Patrimoine : l’angle mort des inégalités de genre

La loi du 13 juillet 1965 marque un tournant dans l’émancipation juridique et économique des françaises. Portant sur les régimes matrimoniaux, cette réforme permet aux femmes mariées d’ouvrir un compte en banque et de gérer leur patrimoine – l’homme demeure toutefois le seul gestionnaire des biens communs et reste le chef de famille. Il faudra attendre 20 ans, en 1985, pour que l’une et l’autre puisse gérer conjointement ces biens.
L’enquête Histoire de vie et Patrimoine de l’Insee
Un an plus tard, l’Insee lance une vaste enquête au sein de la population française. « Menée par l’INSEE, l’enquête Actifs Financiers - devenue en 1998 Enquête Patrimoine, puis enquête Histoire de vie et Patrimoine depuis 2014 - renseigne depuis 1986 sur la distribution, l’accumulation et la transmission du patrimoine économique des ménages. Dès 1998, elle permet d’identifier la répartition du patrimoine au sein des ménages et, depuis 2014, elle permet de suivre certains individus dans le temps*. » explique Marion Leturcq qui a fait de l’économie de la famille son objet de recherche.
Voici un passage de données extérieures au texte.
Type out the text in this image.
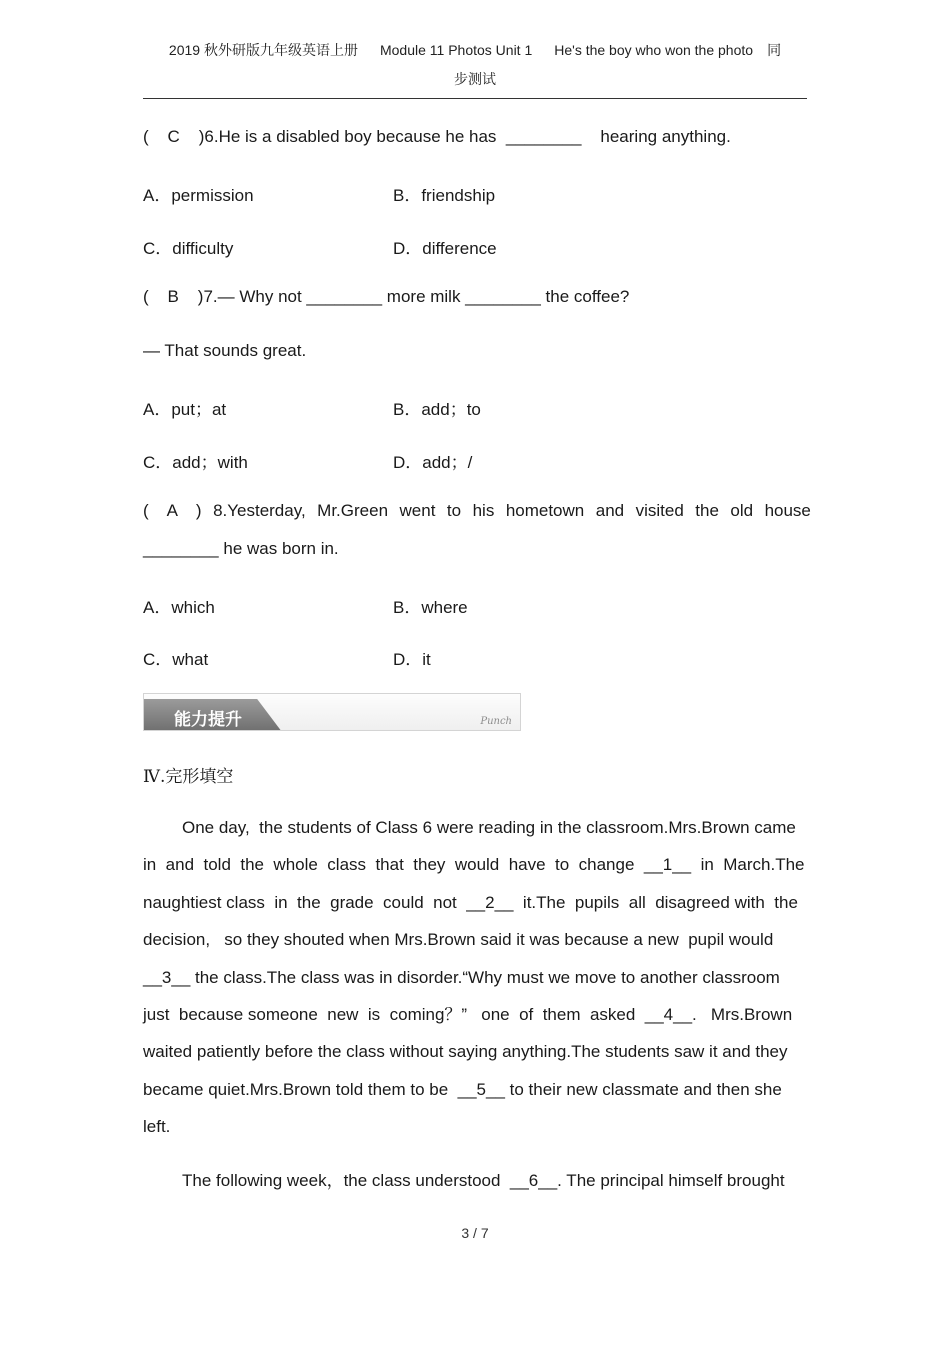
2019 秋外研版九年级英语上册 Module 11 Photos Unit 1 He's the boy who won the photo 同
步测试
(    C    )6.He is a disabled boy because he has  ________    hearing anything.
A．permission	B．friendship
C．difficulty	D．difference
(    B    )7.— Why not ________ more milk ________ the coffee?
— That sounds great.
A．put；at	B．add；to
C．add；with	D．add；/
(    A    ) 8.Yesterday, Mr.Green went to his hometown and visited the old house
________ he was born in.
A．which	B．where
C．what	D．it
能力提升	Punch
Ⅳ.完形填空
One day,  the students of Class 6 were reading in the classroom.Mrs.Brown came
in  and  told  the  whole  class  that  they  would  have  to  change  __1__  in  March.The
naughtiest class  in  the  grade  could  not  __2__  it.The  pupils  all  disagreed with  the
decision,   so they shouted when Mrs.Brown said it was because a new  pupil would
__3__ the class.The class was in disorder.“Why must we move to another classroom
just  because someone  new  is  coming？”   one  of  them  asked  __4__.   Mrs.Brown
waited patiently before the class without saying anything.The students saw it and they
became quiet.Mrs.Brown told them to be  __5__ to their new classmate and then she
left.
The following week，the class understood  __6__. The principal himself brought
3 / 7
De la diversité des formes légales de vie en couple à l’évolution des structures familiales, elle cherche à comprendre leurs conséquences sur la pauvreté et les inégalités.
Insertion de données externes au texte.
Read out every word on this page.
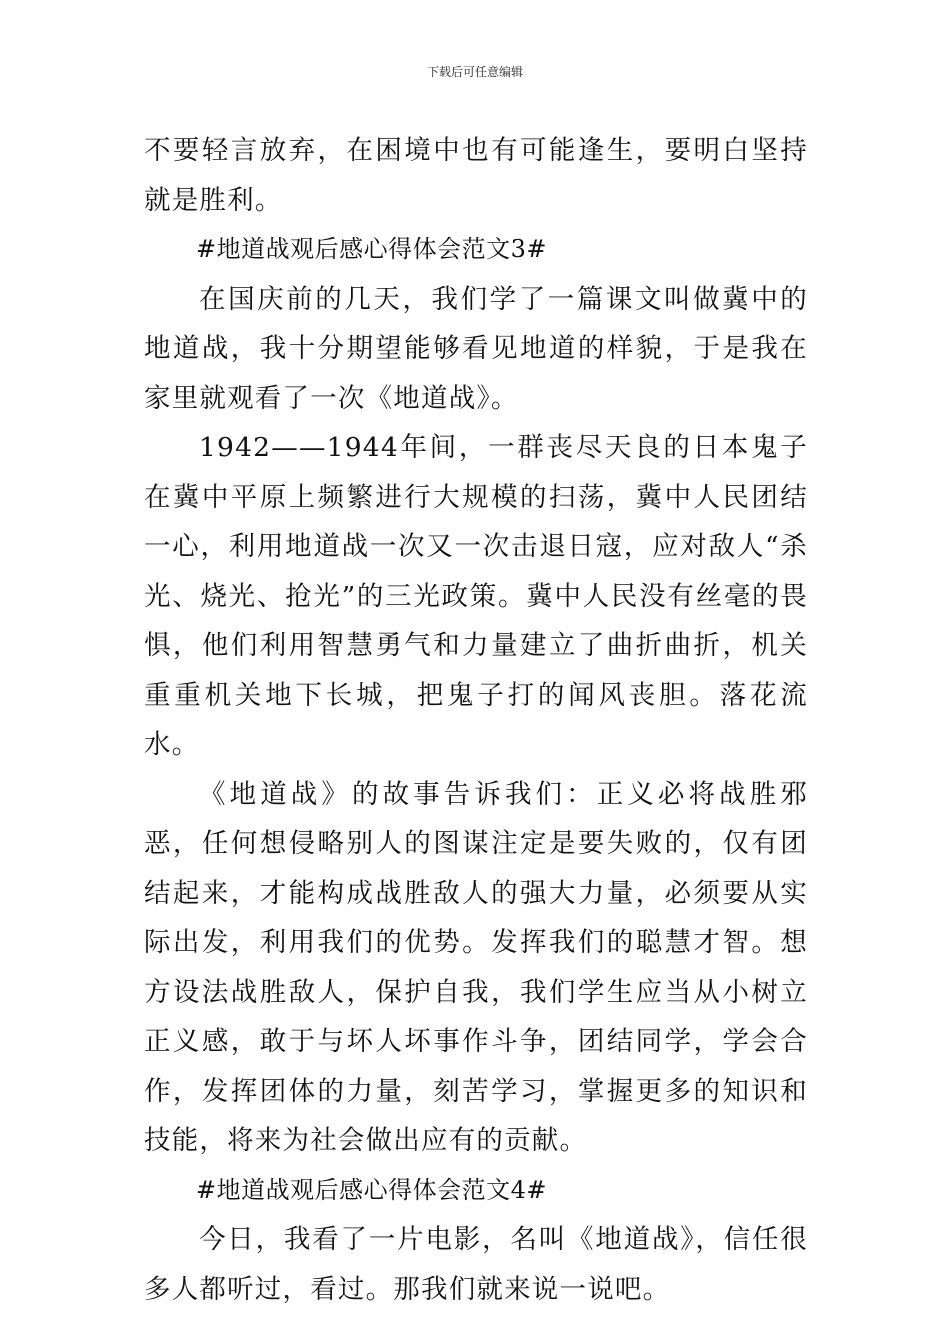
下载后可任意编辑

不要轻言放弃，在困境中也有可能逢生，要明白坚持就是胜利。

#地道战观后感心得体会范文3#

在国庆前的几天，我们学了一篇课文叫做冀中的地道战，我十分期望能够看见地道的样貌，于是我在家里就观看了一次《地道战》。

1942——1944年间，一群丧尽天良的日本鬼子在冀中平原上频繁进行大规模的扫荡，冀中人民团结一心，利用地道战一次又一次击退日寇，应对敌人“杀光、烧光、抢光”的三光政策。冀中人民没有丝毫的畏惧，他们利用智慧勇气和力量建立了曲折曲折，机关重重机关地下长城，把鬼子打的闻风丧胆。落花流水。

《地道战》的故事告诉我们：正义必将战胜邪恶，任何想侵略别人的图谋注定是要失败的，仅有团结起来，才能构成战胜敌人的强大力量，必须要从实际出发，利用我们的优势。发挥我们的聪慧才智。想方设法战胜敌人，保护自我，我们学生应当从小树立正义感，敢于与坏人坏事作斗争，团结同学，学会合作，发挥团体的力量，刻苦学习，掌握更多的知识和技能，将来为社会做出应有的贡献。

#地道战观后感心得体会范文4#

今日，我看了一片电影，名叫《地道战》，信任很多人都听过，看过。那我们就来说一说吧。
Dans le cadre du projet ANR WIDE - Inégalités de Patrimoine et Evènements Démographiques, Marion Leturcq, et Nicolas Frémeaux, professeur des universités en économie à l’Université de Rouen, s’appuient sur ces données, inédites en France voire en Europe. Avec déjà huit vagues d'enquêtes réalisées (et une neuvième en cours), l’enquête interroge près de 10 000 ménages français afin de réaliser un inventaire précis de leur patrimoine. « On leur demande, bien par bien, ce qu’ils et elles possèdent. En France, les droits de propriété sont clairement définis et respectés, notamment lors des transmissions de patrimoine, des divorces ou des successions. Mais historiquement, le patrimoine n’a été conceptualisé, jusque-là, qu’au niveau du ménage plutôt qu'à l'échelle individuelle. » précise Marion Leturcq. Autrement dit, les inégalités entre les femmes et les hommes dans le couple restaient un angle mort.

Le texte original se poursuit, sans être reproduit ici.